Je vais commencer par dire que ce petit essai m’a fait du bien sans être pour autant d’accord avec l’ensemble des propositions avancées. L’auteur, Russell « Maroon » Shoatz, réfléchit et nous invite à réfléchir aux questions d’organisations, centrales pour les révolutionnaires. Vous allez me dire que ça n’a rien d’innovant, les questions d’organisations sont débattues depuis des lustres. Mais cet essai a quelque chose de différent !
D’abord, suite à un effort de vulgarisation non négligeable, les débats de fond stratégiques sont rendus accessibles à tou·tes. Ensuite, cet essai se termine par un dialogue entre l’auteur et Steve Bloom, poète new-yorkais et militant à Solidarity, au cours duquel ils discutent, échangent des arguments et surtout, se laissent convaincre. Ceci ne devrait pas manquer de nous inspirer sur la manière dont nous pourrions mener les débats dans l’ensemble de nos cadres militants.
Marronage et révolution haïtienne
L’autre aspect qui nous ravit, c’est que ce livre aide à penser les formes d’organisations révolutionnaires au travers d’autres exemples que ceux issus de l’Occident, telles les luttes exemplaires des communautés de Marrons au Suriname et en Jamaïque ou encore la révolution Haïtienne. Les Marrons se sont notamment organisés en autonomie des colons esclavagistes : « les marronages, qui se développaient dans cette partie du monde, employèrent des formes très efficaces d’organisations décentralisées qui leurs permettaient non seulement de vaincre leurs anciens esclavagistes, mais encore de rester autonomes vis-à-vis de tous les surveillants indésirables pendant des centaines d’années – jusqu’à nos jours » précise R. « M. » Shoatz (p. 36).
À partir de ces événements, et en utilisant la métaphore de l’hydre et du dragon, l’auteur questionne le parti centralisé, issu notamment des traditions marxistes-léninistes, pour penser une autre forme d’organisation : « MOSAIC : Movement of Oppressed Sectors Acting In Concert ». Pour l’auteur, la « mosaïque » est un point de départ idéologique qui servira tous nos intérêts individuels et collectifs. On pourrait également l’appeler « autodétermination intercommunautaire » (p. 62).
Sans forcément partager entièrement ce point de vu, il a le mérite de nous faire rediscuter des bilans des organisations marxistes, notamment au travers du dialogue final autour de l’essai présenté ici et de La Révolution trahie de Léon Trotsky (Éditions de Minuit).
Quelle organisation pour les activistes révolutionnaires ?
C’est la grande question que rouvre ce livre, sans la clore complètement. Question dont nous devrions discuter pour se coordonner et pour intervenir dans le mouvement.
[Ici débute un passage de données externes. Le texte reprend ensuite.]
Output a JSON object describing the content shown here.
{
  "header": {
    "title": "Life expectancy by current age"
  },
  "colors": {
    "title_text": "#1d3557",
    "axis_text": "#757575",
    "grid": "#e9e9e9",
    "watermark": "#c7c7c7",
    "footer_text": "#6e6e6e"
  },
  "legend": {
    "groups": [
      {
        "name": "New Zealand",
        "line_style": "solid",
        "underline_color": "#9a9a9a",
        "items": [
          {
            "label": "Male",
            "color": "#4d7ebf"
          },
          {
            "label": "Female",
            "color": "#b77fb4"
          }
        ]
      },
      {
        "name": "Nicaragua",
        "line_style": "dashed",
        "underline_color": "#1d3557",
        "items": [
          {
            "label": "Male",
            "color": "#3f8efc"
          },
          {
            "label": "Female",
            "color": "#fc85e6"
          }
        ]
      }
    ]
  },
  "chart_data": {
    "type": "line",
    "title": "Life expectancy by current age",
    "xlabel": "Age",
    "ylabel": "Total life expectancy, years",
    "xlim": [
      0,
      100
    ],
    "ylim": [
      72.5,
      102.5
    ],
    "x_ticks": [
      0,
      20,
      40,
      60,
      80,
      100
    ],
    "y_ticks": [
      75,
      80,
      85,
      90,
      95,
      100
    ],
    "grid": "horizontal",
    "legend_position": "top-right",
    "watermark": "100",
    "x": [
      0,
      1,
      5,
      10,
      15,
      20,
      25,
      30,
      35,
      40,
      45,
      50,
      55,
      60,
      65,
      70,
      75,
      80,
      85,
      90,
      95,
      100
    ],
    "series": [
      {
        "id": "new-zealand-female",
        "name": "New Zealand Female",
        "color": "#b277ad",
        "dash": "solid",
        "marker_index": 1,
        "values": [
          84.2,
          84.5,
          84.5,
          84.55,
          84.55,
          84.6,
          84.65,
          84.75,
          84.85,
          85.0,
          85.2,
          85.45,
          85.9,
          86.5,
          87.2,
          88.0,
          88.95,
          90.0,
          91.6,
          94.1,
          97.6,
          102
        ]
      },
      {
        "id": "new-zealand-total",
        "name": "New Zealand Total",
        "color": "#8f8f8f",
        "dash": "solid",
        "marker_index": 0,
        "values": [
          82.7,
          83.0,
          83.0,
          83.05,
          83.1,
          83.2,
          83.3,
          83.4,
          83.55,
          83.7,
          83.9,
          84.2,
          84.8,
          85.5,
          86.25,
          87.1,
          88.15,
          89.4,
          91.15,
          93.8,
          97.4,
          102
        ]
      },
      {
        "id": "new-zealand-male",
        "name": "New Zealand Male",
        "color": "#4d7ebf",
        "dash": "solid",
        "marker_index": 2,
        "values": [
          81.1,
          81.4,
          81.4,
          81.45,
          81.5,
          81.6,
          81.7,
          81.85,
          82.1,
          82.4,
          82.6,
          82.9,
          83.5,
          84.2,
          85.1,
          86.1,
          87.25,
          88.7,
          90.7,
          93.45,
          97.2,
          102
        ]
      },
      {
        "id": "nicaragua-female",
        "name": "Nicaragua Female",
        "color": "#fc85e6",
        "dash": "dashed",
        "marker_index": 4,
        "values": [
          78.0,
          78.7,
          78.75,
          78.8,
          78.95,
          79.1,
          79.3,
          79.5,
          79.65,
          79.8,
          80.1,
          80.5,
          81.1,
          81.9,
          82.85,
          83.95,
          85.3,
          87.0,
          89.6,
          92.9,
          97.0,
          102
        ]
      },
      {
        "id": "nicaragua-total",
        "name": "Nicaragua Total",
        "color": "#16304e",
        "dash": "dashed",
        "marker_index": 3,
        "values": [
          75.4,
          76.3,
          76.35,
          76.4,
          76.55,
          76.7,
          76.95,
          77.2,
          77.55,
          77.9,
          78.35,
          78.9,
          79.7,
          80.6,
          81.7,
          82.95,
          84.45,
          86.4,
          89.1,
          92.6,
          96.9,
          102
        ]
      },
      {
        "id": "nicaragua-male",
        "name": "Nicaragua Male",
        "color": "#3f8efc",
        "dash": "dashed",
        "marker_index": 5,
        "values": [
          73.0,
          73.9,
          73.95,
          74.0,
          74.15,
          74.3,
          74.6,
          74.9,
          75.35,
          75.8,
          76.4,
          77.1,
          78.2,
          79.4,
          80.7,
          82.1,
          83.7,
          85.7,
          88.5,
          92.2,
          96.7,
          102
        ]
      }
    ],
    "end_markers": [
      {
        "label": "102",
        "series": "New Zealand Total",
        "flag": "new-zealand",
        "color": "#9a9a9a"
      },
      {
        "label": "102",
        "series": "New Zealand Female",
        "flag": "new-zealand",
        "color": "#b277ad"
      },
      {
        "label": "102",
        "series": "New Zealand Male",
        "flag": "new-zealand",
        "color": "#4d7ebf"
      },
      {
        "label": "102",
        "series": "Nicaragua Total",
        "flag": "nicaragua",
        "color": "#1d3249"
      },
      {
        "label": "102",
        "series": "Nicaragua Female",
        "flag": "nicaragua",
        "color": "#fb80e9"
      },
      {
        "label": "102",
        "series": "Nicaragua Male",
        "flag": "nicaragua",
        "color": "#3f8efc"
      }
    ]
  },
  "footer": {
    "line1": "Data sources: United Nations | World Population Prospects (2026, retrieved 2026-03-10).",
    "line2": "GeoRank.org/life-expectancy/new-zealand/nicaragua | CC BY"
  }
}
À A2C, nous avons publié un texte de Vanina, Élaborer une stratégie, dans le mouvement et pour le mouvement, qui revient souvent dans nos discussions. Elle y développait notre point de départ : « La stratégie que nous proposons est celle de l’autonomie de notre classe. D’abord, parce que nous pensons qu’il n’y a pas de raccourci à l’émancipation : elle ne peut être l’œuvre que des premier·es concerné·es. Cette stratégie ne cherche donc pas d’abord à se démarquer, mais à convaincre et entraîner la majorité. Chaque personne qui reprend confiance dans sa capacité à agir, chaque personne qui s’organise, est une personne qui renforce notre capacité collective à gagner. »
Et malgré certains désaccords que nous pouvons avoir avec les thèses défendues par l’auteur de L’Hydre et le Dragon, notamment concernant la décentralisation complète de nos organisations, ce livre est un outil pour mener des discussions stratégiques avec des activistes du mouvement et nous permet de nous organiser plus efficacement pour mieux gagner.